Le modèle est la plus petite partie. Être prêt pour la production, c’est un jeu d’évaluation, un coût par requête, et une réponse définie à la question : que fait-on quand la sortie est fausse ?
Une démonstration prouve qu’un modèle peut avoir raison. La production exige de savoir à quelle fréquence il a tort, comment on l’apprend, et ce que fait le système quand cela arrive. Ces trois points relèvent de l’ingénierie, et ils prennent plus de temps que le choix du modèle sur lequel tout le monde se concentre.
Un jeu d’évaluation que vous n’avez pas écrit la veille
Sans jeu de test représentatif des entrées réelles, « ça a l’air mieux » est le seul signal de qualité disponible, et il ne vaut plus rien au bout de six semaines. Ce jeu doit être bâti à partir de données de production, tenu à l’écart de tout prompt et de tout entraînement, et rejoué à chaque changement.

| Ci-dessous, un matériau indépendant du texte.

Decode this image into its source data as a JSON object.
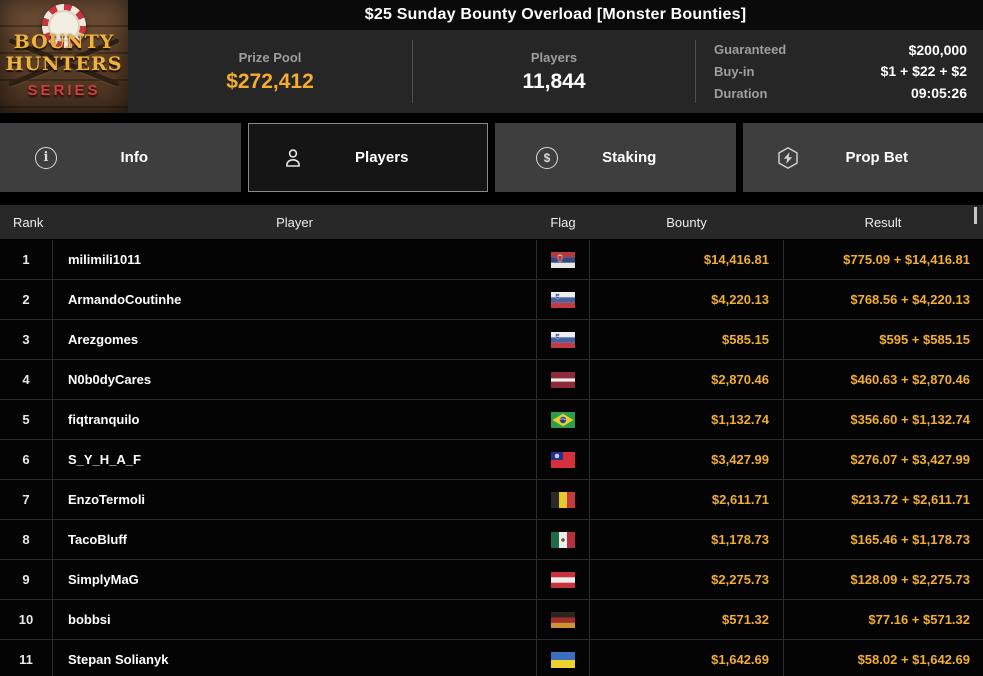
{
  "header": {
    "title": "$25 Sunday Bounty Overload [Monster Bounties]",
    "logo": {
      "line1": "BOUNTY",
      "line2": "HUNTERS",
      "line3": "SERIES"
    },
    "stats": {
      "prize_pool_label": "Prize Pool",
      "prize_pool_value": "$272,412",
      "players_label": "Players",
      "players_value": "11,844",
      "details": [
        {
          "label": "Guaranteed",
          "value": "$200,000"
        },
        {
          "label": "Buy-in",
          "value": "$1 + $22 + $2"
        },
        {
          "label": "Duration",
          "value": "09:05:26"
        }
      ]
    }
  },
  "tabs": [
    {
      "label": "Info",
      "icon": "info-icon",
      "active": false
    },
    {
      "label": "Players",
      "icon": "players-icon",
      "active": true
    },
    {
      "label": "Staking",
      "icon": "staking-icon",
      "active": false
    },
    {
      "label": "Prop Bet",
      "icon": "prop-bet-icon",
      "active": false
    }
  ],
  "table": {
    "columns": [
      "Rank",
      "Player",
      "Flag",
      "Bounty",
      "Result"
    ],
    "rows": [
      {
        "rank": "1",
        "player": "milimili1011",
        "flag": "serbia",
        "bounty": "$14,416.81",
        "result": "$775.09 + $14,416.81"
      },
      {
        "rank": "2",
        "player": "ArmandoCoutinhe",
        "flag": "slovenia",
        "bounty": "$4,220.13",
        "result": "$768.56 + $4,220.13"
      },
      {
        "rank": "3",
        "player": "Arezgomes",
        "flag": "slovenia",
        "bounty": "$585.15",
        "result": "$595 + $585.15"
      },
      {
        "rank": "4",
        "player": "N0b0dyCares",
        "flag": "latvia",
        "bounty": "$2,870.46",
        "result": "$460.63 + $2,870.46"
      },
      {
        "rank": "5",
        "player": "fiqtranquilo",
        "flag": "brazil",
        "bounty": "$1,132.74",
        "result": "$356.60 + $1,132.74"
      },
      {
        "rank": "6",
        "player": "S_Y_H_A_F",
        "flag": "taiwan",
        "bounty": "$3,427.99",
        "result": "$276.07 + $3,427.99"
      },
      {
        "rank": "7",
        "player": "EnzoTermoli",
        "flag": "belgium",
        "bounty": "$2,611.71",
        "result": "$213.72 + $2,611.71"
      },
      {
        "rank": "8",
        "player": "TacoBluff",
        "flag": "mexico",
        "bounty": "$1,178.73",
        "result": "$165.46 + $1,178.73"
      },
      {
        "rank": "9",
        "player": "SimplyMaG",
        "flag": "austria",
        "bounty": "$2,275.73",
        "result": "$128.09 + $2,275.73"
      },
      {
        "rank": "10",
        "player": "bobbsi",
        "flag": "germany",
        "bounty": "$571.32",
        "result": "$77.16 + $571.32"
      },
      {
        "rank": "11",
        "player": "Stepan Solianyk",
        "flag": "ukraine",
        "bounty": "$1,642.69",
        "result": "$58.02 + $1,642.69"
      }
    ]
  },
  "colors": {
    "accent_gold": "#f3ae31"
  }
}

Un coût par requête que vous pouvez multiplier
Le coût par requête multiplié par le volume attendu est le chiffre qui décide si la fonctionnalité part en production. C’est aussi celui que la plupart des preuves de concept ne produisent jamais, parce qu’au volume d’une démonstration il s’arrondit à zéro.
Un chemin d’échec défini
Toute fonctionnalité d’IA doit répondre à : que voit l’utilisateur quand le modèle se trompe avec assurance ? L’échec silencieux est le comportement par défaut, et c’est le pire. Replis, seuils de confiance et relecture humaine font partie de la conception, pas d’un raffinement ultérieur.
Où passe réellement l’effort
Sur les projets que nous menons, le choix du modèle dépasse rarement le dixième du travail. Le reste, c’est l’accès aux données, l’évaluation, le coût de service, et la tuyauterie qui permet de changer d’avis sur le modèle dans six mois sans réécrire le produit.